Illuminating the role of death in life.
“We have altered our connection with the earth,” warns science writer Jack Lohmann in his first book, about phosphorus, eons before industrial farming, and after it. Before industrial farming, the element—drawn from waste products like bat guano and carcass bones—was recycled locally by farmers. They used waste from their small farms to fertilize the wide variety of plants they fed their families. They instinctively understood their complex soils, which invariably hosted varieties of microorganisms ferrying life-giving (if immobile) phosphorus to plant roots. So they fertilized with complex local phosphorus mixtures and carefully turned soils over without crushing them (as modern machines do), leaving busy pockets of microbial life. Industrial farming changed all this.

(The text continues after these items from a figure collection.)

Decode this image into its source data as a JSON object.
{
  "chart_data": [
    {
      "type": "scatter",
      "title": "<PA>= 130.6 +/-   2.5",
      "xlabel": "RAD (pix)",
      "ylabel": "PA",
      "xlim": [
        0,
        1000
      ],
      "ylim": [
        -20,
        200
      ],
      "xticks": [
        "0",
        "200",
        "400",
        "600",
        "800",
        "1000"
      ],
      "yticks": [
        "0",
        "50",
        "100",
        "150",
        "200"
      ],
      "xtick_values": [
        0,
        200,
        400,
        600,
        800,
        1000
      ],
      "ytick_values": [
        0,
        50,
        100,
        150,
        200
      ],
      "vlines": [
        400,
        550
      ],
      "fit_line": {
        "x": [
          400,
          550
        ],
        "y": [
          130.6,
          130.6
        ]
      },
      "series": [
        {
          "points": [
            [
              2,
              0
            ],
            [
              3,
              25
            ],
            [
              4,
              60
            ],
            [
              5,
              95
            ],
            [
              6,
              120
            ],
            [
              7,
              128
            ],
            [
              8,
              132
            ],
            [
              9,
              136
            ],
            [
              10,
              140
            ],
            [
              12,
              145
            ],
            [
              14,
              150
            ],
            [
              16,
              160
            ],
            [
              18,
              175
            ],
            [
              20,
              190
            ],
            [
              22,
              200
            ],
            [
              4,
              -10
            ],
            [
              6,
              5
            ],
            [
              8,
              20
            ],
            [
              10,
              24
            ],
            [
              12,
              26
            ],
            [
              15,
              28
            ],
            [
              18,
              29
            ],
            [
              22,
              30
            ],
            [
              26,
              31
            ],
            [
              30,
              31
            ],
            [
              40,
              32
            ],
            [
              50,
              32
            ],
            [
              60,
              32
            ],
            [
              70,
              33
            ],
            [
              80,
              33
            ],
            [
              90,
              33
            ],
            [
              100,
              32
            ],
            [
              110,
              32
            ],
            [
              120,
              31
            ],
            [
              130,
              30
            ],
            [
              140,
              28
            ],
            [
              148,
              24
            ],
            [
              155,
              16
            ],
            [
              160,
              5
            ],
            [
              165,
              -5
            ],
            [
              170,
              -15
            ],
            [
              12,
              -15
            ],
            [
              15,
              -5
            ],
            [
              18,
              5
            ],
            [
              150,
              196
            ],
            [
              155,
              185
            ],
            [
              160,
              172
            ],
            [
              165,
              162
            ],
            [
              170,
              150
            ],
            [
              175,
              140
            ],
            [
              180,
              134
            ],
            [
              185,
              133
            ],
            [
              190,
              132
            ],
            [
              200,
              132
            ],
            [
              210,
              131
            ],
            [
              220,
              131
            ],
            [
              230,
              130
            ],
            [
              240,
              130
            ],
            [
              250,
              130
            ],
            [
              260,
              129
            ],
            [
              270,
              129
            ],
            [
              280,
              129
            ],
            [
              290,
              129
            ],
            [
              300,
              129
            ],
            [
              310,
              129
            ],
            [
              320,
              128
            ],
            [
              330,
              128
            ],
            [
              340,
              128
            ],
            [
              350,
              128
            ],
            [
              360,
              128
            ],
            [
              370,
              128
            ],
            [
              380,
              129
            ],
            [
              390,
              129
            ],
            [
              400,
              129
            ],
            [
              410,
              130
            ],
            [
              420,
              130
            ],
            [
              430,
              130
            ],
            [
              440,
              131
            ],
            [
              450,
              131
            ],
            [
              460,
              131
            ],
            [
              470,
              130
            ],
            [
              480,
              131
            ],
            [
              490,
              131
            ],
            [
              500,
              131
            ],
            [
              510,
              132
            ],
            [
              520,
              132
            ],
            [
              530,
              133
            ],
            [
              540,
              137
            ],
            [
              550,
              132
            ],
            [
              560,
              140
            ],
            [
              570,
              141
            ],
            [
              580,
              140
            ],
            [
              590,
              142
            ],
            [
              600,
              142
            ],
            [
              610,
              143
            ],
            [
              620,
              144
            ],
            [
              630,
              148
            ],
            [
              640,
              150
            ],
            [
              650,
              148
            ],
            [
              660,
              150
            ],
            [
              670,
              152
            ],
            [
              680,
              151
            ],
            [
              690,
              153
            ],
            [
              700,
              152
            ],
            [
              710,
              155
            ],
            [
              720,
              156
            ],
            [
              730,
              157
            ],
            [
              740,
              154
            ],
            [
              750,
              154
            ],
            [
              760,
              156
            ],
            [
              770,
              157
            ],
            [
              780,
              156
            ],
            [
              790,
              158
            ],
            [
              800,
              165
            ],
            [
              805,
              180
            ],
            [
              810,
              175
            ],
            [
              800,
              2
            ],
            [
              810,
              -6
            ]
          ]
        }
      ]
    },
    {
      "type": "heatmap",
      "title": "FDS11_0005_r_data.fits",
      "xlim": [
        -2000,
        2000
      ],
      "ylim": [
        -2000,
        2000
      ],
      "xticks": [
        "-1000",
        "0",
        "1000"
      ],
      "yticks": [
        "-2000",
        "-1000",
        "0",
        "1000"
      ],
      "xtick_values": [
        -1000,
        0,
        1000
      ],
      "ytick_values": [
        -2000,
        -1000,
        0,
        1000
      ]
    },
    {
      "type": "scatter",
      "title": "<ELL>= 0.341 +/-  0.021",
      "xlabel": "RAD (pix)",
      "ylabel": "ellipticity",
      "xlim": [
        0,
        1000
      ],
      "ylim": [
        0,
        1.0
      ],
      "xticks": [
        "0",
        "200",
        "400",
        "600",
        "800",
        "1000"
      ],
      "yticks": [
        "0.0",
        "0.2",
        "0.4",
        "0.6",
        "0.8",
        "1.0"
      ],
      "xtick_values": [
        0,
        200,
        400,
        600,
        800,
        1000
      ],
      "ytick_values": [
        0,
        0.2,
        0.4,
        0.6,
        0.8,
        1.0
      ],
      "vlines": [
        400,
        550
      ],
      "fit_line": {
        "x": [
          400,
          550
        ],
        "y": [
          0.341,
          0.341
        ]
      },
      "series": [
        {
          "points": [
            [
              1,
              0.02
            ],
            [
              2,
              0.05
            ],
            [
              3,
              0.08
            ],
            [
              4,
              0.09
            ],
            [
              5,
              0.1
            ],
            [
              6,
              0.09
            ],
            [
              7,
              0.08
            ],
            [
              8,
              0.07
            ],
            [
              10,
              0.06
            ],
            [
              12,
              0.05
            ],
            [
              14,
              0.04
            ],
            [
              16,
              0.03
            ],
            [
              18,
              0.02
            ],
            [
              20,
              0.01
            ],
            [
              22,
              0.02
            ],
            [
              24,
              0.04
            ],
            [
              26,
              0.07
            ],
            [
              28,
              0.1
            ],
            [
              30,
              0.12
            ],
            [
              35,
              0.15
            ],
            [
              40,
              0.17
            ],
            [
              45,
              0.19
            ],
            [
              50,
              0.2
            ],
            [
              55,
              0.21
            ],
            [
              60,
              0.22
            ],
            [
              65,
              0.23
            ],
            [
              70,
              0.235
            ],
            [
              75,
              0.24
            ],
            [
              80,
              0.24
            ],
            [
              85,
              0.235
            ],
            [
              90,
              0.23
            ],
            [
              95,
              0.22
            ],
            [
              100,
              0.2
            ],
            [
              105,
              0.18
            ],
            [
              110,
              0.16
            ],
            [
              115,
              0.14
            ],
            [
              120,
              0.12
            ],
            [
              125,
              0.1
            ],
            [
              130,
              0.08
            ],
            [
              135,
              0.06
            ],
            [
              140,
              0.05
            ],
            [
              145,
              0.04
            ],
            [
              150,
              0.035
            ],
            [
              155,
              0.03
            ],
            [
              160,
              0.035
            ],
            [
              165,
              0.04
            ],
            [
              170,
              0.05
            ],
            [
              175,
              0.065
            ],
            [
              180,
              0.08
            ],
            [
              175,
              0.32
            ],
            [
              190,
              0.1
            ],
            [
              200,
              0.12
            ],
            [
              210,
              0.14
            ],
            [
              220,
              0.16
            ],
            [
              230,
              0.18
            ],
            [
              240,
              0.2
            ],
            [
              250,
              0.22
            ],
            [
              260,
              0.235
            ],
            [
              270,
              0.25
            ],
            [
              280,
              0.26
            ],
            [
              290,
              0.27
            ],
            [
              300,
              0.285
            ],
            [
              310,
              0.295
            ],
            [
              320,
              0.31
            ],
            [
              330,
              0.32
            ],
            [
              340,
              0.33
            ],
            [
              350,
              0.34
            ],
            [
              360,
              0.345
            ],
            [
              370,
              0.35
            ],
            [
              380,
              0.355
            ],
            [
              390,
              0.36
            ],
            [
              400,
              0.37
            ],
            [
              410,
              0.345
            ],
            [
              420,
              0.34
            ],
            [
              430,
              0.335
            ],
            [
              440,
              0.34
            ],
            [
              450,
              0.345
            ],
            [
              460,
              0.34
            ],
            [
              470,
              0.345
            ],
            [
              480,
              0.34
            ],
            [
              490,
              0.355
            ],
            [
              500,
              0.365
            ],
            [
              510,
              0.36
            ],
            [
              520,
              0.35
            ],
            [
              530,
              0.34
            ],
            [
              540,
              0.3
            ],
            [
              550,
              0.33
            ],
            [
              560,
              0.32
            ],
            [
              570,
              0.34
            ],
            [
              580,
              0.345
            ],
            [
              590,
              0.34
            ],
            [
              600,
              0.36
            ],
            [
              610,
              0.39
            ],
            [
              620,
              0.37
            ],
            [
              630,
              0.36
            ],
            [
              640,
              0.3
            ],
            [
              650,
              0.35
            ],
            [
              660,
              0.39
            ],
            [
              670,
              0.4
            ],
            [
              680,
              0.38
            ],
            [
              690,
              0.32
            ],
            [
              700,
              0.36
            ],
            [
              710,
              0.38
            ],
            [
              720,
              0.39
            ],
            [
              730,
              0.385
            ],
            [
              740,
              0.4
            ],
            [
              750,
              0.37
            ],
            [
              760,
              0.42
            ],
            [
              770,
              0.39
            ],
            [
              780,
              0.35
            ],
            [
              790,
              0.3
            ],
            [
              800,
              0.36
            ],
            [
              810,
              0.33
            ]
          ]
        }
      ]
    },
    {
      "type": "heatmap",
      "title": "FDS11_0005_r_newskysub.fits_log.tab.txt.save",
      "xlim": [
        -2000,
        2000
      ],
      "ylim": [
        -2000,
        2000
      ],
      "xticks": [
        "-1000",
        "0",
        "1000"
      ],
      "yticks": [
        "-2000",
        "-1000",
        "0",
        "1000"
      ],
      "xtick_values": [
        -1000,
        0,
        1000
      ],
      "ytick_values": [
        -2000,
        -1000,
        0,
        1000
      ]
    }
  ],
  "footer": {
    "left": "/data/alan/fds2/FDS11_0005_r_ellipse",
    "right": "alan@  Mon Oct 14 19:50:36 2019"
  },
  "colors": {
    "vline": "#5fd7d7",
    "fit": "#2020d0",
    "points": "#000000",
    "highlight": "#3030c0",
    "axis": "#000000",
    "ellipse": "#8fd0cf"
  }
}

Agribusiness mined the earth for huge quantities of phosphate rocks, which made crops grow faster, but reduced both their own diversity and that of their nutrients. The result: farming that hasn’t solved world hunger, and excess phosphorus leaking into rivers and lakes, prompting excessive algae growth, hypoxia, and animal death (eutrophy) in most lakes of Eurasia and North America. Lohmann points out that, for millennia, hunter-gatherers did not die of chronic diseases. He suggests one reason may be their diets of local plants naturally fertilized with complex, recycled local waste. By comparison, for example, in agribusiness-dominated India, which uses massive amounts of mined phosphate fertilizer, half of all crops lack zinc; one-third lack boron, potentially contributing to weak skeletal and immune systems. Happily, worldwide, recognition of the urgent need to return to more balanced local farming practices is growing, Lohmann concludes. We are coming to see that “the soil functions as a living organism that preserves the world of a billion years ago while sustaining lives that will continue far into the future.”
A surprisingly riveting look at the role of death, in life, as illustrated via a single element.